Era de manhã, eu tinha acabado de acordar, quer dizer, tinham acabado de me acordar. Só percebi onde estava quando olhei para a janela e vi o vento soprar na cortina que se esvoaçava para dentro, constantemente. O frio era suave, a janela havia passado a noite aberta, que como muitas outras coisas, eu esquecera de fechar, como o meu peito. O vento congelante entrou, mas não foi só o vento, um sentimento também entrou, o que aqueceu e não deixou o vento me congelar.
Abri as portas e as janelas para quem merecia, fiz bem. Todos fazem escolhas, as vezes sem saber no que vai dar. Em algumas dessas vezes, da certo, e não se arrependem. Então, façam suas escolhas, eu não me arrependi.

domingo, 11 de abril de 2010

Nova

Aquele velho disco 
Que você esqueceu na minha mesa de jantar 
Ainda conduz o meu baile de viver 

Aquele grande amor 
Que você anunciou cultivar em mim 
Ainda cresce forte e vigorante no meu peito.
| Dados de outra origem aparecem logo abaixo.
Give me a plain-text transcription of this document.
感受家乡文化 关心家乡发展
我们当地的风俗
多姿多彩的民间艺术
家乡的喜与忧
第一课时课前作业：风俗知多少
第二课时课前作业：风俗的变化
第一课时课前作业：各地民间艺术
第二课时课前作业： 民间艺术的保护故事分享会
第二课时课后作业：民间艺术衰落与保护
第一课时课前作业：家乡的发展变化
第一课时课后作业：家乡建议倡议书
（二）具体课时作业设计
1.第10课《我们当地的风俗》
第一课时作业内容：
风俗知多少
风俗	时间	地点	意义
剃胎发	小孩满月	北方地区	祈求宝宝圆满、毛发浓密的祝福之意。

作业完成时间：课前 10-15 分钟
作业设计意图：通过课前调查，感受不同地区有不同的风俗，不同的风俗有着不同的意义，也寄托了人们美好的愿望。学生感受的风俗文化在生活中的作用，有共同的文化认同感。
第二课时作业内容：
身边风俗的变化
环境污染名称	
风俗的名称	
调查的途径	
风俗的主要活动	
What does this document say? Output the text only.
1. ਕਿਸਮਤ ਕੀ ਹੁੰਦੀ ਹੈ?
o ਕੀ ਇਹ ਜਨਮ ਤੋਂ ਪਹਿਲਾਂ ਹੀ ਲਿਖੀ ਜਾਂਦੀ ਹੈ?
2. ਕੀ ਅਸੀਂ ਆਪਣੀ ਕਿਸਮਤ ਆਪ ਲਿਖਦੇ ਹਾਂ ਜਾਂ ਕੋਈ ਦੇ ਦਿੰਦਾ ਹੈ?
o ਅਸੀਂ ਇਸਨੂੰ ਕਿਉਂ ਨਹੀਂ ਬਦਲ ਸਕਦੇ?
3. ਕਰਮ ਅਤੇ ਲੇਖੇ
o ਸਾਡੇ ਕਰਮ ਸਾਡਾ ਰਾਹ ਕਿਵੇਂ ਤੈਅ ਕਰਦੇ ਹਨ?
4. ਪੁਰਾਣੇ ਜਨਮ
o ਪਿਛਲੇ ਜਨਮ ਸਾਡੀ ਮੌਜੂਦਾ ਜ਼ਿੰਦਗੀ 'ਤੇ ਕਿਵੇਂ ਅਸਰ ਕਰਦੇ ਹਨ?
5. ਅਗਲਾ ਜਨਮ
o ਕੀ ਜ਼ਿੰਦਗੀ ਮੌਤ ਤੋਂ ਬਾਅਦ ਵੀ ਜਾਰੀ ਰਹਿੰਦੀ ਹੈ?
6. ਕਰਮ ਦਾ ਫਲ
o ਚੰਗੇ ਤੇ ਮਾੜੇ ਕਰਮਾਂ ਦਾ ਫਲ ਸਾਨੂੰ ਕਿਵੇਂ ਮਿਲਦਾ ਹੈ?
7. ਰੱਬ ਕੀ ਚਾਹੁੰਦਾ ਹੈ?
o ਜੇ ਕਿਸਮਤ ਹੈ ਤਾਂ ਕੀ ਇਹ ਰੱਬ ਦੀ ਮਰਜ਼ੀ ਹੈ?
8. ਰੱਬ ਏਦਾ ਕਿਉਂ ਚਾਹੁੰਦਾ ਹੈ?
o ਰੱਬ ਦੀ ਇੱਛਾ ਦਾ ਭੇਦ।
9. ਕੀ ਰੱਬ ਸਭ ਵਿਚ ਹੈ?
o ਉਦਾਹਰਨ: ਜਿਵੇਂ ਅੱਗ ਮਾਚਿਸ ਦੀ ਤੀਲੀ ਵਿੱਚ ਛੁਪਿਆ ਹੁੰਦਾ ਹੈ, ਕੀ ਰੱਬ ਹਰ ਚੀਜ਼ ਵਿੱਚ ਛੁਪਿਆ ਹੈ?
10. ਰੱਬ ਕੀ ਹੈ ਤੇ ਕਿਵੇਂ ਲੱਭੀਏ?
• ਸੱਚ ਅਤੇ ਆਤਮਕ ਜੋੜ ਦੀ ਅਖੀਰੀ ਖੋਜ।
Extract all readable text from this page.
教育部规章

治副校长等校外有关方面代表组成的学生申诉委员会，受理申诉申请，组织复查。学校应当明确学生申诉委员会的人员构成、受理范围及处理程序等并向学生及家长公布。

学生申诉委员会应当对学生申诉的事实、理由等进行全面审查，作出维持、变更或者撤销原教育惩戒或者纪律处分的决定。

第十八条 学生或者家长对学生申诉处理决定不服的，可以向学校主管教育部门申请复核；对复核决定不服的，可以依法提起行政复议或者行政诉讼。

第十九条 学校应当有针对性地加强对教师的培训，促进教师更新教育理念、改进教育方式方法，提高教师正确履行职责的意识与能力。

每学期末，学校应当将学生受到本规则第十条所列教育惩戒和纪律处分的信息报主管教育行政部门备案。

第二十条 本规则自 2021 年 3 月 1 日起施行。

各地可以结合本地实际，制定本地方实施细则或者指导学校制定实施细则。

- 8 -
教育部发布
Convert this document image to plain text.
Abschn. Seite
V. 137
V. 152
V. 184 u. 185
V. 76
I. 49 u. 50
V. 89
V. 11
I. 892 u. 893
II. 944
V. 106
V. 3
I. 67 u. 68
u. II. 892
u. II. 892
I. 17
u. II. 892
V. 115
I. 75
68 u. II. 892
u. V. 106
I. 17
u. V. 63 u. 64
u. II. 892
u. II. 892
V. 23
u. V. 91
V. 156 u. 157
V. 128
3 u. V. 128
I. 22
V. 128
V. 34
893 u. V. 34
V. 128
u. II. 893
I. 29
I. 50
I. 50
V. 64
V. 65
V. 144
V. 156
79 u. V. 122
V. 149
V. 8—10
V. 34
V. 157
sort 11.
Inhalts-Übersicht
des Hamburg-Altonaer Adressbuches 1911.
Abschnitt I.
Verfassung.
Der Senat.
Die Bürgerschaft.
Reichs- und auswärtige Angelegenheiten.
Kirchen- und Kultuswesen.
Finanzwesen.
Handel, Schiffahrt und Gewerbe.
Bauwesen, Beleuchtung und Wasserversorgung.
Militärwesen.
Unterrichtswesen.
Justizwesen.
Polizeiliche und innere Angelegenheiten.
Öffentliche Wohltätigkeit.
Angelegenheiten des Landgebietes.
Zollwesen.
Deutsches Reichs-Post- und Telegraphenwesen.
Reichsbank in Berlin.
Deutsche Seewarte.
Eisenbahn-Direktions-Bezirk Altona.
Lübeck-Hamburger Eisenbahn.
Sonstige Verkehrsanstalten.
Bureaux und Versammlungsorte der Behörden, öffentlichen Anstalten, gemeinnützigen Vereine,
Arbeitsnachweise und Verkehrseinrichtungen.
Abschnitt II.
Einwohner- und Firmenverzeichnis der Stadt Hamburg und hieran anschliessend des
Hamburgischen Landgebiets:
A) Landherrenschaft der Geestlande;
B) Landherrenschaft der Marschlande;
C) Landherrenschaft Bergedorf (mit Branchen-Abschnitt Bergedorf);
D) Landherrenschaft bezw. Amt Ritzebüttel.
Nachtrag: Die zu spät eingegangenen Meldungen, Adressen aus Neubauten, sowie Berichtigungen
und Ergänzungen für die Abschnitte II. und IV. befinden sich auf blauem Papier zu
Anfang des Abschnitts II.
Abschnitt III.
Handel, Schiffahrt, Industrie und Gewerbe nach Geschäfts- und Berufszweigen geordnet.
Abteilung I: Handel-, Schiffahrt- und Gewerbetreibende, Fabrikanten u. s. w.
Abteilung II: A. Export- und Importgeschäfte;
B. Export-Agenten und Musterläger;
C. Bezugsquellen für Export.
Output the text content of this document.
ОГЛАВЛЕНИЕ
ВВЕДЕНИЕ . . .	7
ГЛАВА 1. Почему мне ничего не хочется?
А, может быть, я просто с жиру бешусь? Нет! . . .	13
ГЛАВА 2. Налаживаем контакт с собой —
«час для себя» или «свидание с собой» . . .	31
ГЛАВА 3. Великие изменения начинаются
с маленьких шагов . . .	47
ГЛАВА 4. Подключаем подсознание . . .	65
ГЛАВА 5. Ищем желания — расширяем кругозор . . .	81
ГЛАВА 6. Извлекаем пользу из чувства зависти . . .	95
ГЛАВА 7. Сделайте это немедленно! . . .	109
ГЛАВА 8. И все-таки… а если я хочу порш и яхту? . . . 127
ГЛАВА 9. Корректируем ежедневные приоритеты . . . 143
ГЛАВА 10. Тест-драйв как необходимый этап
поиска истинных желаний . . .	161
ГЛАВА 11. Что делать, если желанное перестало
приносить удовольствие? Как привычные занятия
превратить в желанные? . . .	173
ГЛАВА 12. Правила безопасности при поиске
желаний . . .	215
sexta-feira, 9 de abril de 2010

"Solidão"

Só. É o último modo que eu poderia me sentir agora. Não estou só. Por mais que ninguém esteja nesta sala, o meu peito não está vazio, pelo contrário, está transbordando de emoções e sentimentos, cujo não poderia estar mais inquieto. Devo atribuir isso a algo? Não digo a algo, mas sim a alguém. 
Eu posso dizer que não mais tenho paz, no sentido sentimental é claro, e isso é bom, pelo menos pra mim. Há pessoas que acham que estão bem acompanhadas, onde o melhor amigo é o vício, e ainda usam máscaras para se mostrarem bem, e nesse viés de falsas companhias, se afoga, tendo o seu lugar vazio. Já o meu, não está vago, está muito bem ocupado, por alguém que inspira minha trilha sonora, onde eu sou as minhas próprias máscaras.

quinta-feira, 8 de abril de 2010

Abril

Hoje. Dia digno de Abril, propício a ficar em casa, assistir a um bom filme israelense, comer panquecas com chocolate quente, fazer e ouvir muita música. A propósito, já é Abril? 

O tempo passa e nós não vemos. O ano acabou e começou de novo, e nós já estamos aqui, é Abril. Abril é o mês em que tudo volta ao normal, o mês que realmente começamos o ano, o frio começa, as folhas começam a cair, nós começamos a cair. Mas eu gosto, é um mês cinza, interessante, finalmente você pode colocar um casaco e aproveitar a estação, depois de tanto tempo de espera. Mas logo ele acaba, logo o ano acaba, e começa outro, é claro que muitas coisas acontecem, tudo muda, e não para de mudar. Mesmo assim, agora posso dizer: é frio, é Abril.